KNIME workflow to calculate Tanimoto similarities based upon molecular fingerprints

2018-08-21T00:00:00Z (GMT) by Mellor, Claire

[Explanatory text prepared by Claire Mellor and Richard Marchese Robinson]

This is a workflow designed to take in a dataset of molecules in SDF format and return a matrix with pairwise Tanimoto similarities for all molecules calculated according to a variety of molecular fingerprints, e.g. MACCS and ECFP4. [N.B. Descriptors are calculated at an intermediate stage of the workflow, but are not incorporated into the output.]

Please note the following:

1. The full names (i.e. including complete directory names, which must already exist) of the input file (SDF Reader) and output file (CSV Writer) will need to be edited to apply this workflow to a new dataset.

2. The output file (e.g. tanimoto.csv) has the following structure:

Title row = row ID, [FINGERPRINT NAME]_Arr[x], ....

Here, "row ID" refers to the identifier of the relevant molecule in the input file, i.e. "RowY", where "Y" denotes the number of the molecule in the input dataset. For example, "Row0" denotes the first molecule and "Row[N - 1]" denotes the last molecule, assuming a dataset with N molecules.
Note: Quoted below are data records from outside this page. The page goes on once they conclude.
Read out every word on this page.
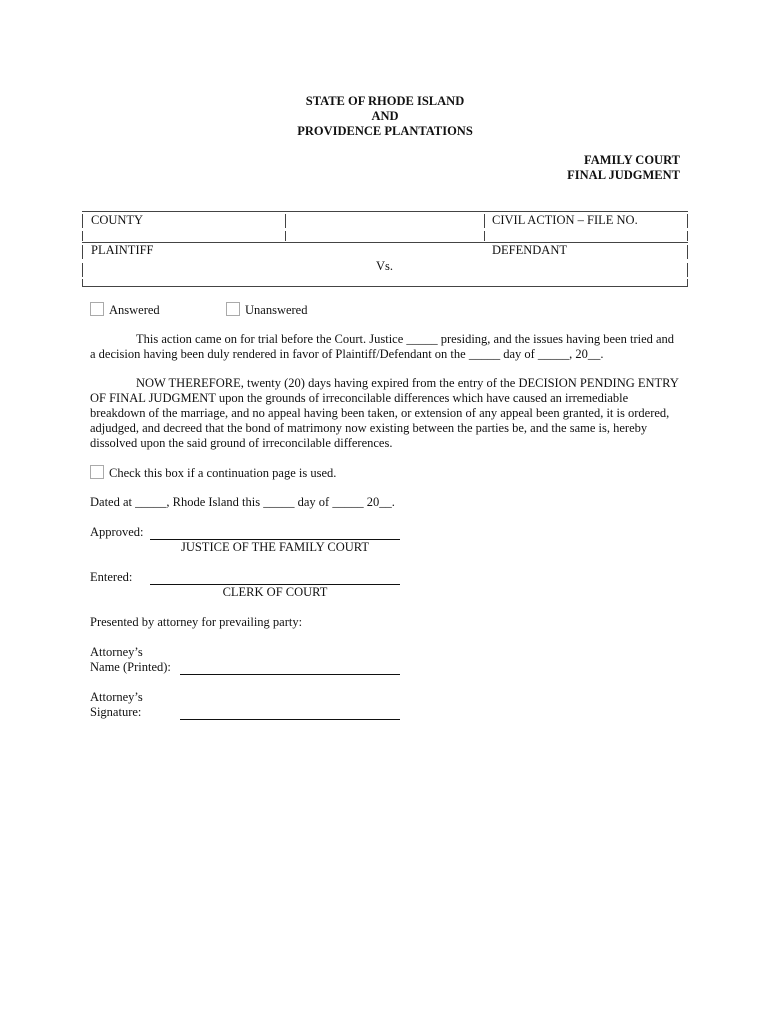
STATE OF RHODE ISLAND
AND
PROVIDENCE PLANTATIONS
FAMILY COURT
FINAL JUDGMENT
COUNTY	CIVIL ACTION – FILE NO.
PLAINTIFF	DEFENDANT
Vs.
Answered	Unanswered
This action came on for trial before the Court. Justice _____ presiding, and the issues having been tried and a decision having been duly rendered in favor of Plaintiff/Defendant on the _____ day of _____, 20__.
NOW THEREFORE, twenty (20) days having expired from the entry of the DECISION PENDING ENTRY OF FINAL JUDGMENT upon the grounds of irreconcilable differences which have caused an irremediable breakdown of the marriage, and no appeal having been taken, or extension of any appeal been granted, it is ordered, adjudged, and decreed that the bond of matrimony now existing between the parties be, and the same is, hereby dissolved upon the said ground of irreconcilable differences.
Check this box if a continuation page is used.
Dated at _____, Rhode Island this _____ day of _____ 20__.
Approved:
JUSTICE OF THE FAMILY COURT
Entered:
CLERK OF COURT
Presented by attorney for prevailing party:
Attorney’s
Name (Printed):
Attorney’s
Signature:
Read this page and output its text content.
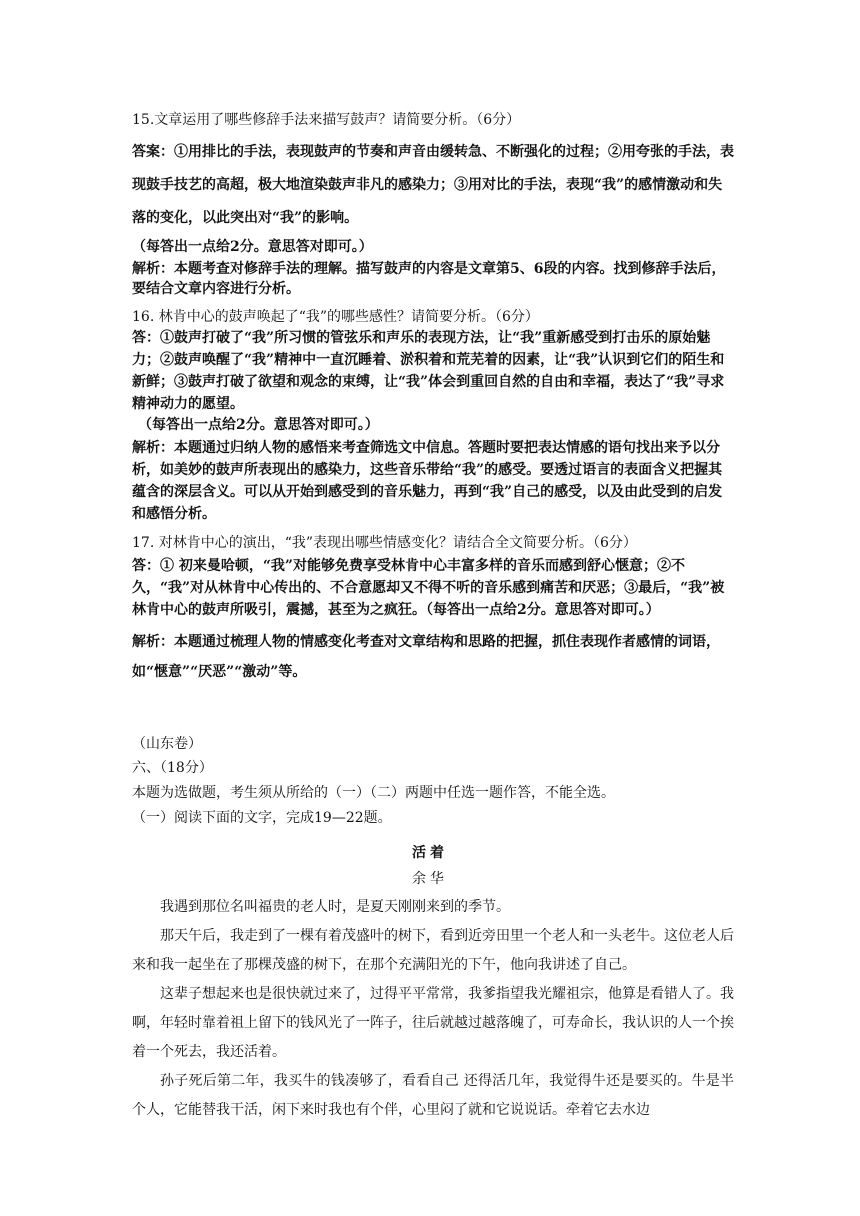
15.文章运用了哪些修辞手法来描写鼓声？请简要分析。（6分）

答案：①用排比的手法，表现鼓声的节奏和声音由缓转急、不断强化的过程；②用夸张的手法，表现鼓手技艺的高超，极大地渲染鼓声非凡的感染力；③用对比的手法，表现“我”的感情激动和失落的变化，以此突出对“我”的影响。

（每答出一点给2分。意思答对即可。）

解析：本题考查对修辞手法的理解。描写鼓声的内容是文章第5、6段的内容。找到修辞手法后，要结合文章内容进行分析。

16. 林肯中心的鼓声唤起了“我”的哪些感性？请简要分析。（6分）

答：①鼓声打破了“我”所习惯的管弦乐和声乐的表现方法，让“我”重新感受到打击乐的原始魅力；②鼓声唤醒了“我”精神中一直沉睡着、淤积着和荒芜着的因素，让“我”认识到它们的陌生和新鲜；③鼓声打破了欲望和观念的束缚，让“我”体会到重回自然的自由和幸福，表达了“我”寻求精神动力的愿望。

（每答出一点给2分。意思答对即可。）

解析：本题通过归纳人物的感悟来考查筛选文中信息。答题时要把表达情感的语句找出来予以分析，如美妙的鼓声所表现出的感染力，这些音乐带给“我”的感受。要透过语言的表面含义把握其蕴含的深层含义。可以从开始到感受到的音乐魅力，再到“我”自己的感受，以及由此受到的启发和感悟分析。

17. 对林肯中心的演出，“我”表现出哪些情感变化？请结合全文简要分析。（6分）

答：① 初来曼哈顿，“我”对能够免费享受林肯中心丰富多样的音乐而感到舒心惬意；②不久，“我”对从林肯中心传出的、不合意愿却又不得不听的音乐感到痛苦和厌恶；③最后，“我”被林肯中心的鼓声所吸引，震撼，甚至为之疯狂。（每答出一点给2分。意思答对即可。）

解析：本题通过梳理人物的情感变化考查对文章结构和思路的把握，抓住表现作者感情的词语，如“惬意”“厌恶”“激动”等。

（山东卷）

六、（18分）

本题为选做题，考生须从所给的（一）（二）两题中任选一题作答，不能全选。

（一）阅读下面的文字，完成19—22题。

活着

余华

我遇到那位名叫福贵的老人时，是夏天刚刚来到的季节。

那天午后，我走到了一棵有着茂盛叶的树下，看到近旁田里一个老人和一头老牛。这位老人后来和我一起坐在了那棵茂盛的树下，在那个充满阳光的下午，他向我讲述了自己。

这辈子想起来也是很快就过来了，过得平平常常，我爹指望我光耀祖宗，他算是看错人了。我啊，年轻时靠着祖上留下的钱风光了一阵子，往后就越过越落魄了，可寿命长，我认识的人一个挨着一个死去，我还活着。

孙子死后第二年，我买牛的钱凑够了，看看自己 还得活几年，我觉得牛还是要买的。牛是半个人，它能替我干活，闲下来时我也有个伴，心里闷了就和它说说话。牵着它去水边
Similarly, "x" also denotes the identifier of the relevant molecule in the input file, such that the table entry corresponding to "row ID" = "RowY" and "[FINGERPRINT NAME]_Arr[x]" presents the Tanimoto similarity between molecule "Y" and molecule "x" in the dataset, computed in terms of the fingerprint "[FINGERPRINT NAME]".

Please note that, whilst the first row below the title corresponds to the first molecule ("row ID" = "Row0"), the corresponding similarity values for pairwise comparison to this first molecule only appear in the final column for the respective fingerprint.

To obtain a pairwise similarity matrix, where the entry for row I and column J corresponded to the similarity between molecule I and molecule J for a given fingerprint, the last column for a given fingerprint would need to be moved to the front and the columns corresponding to all other fingerprints would need to be deleted.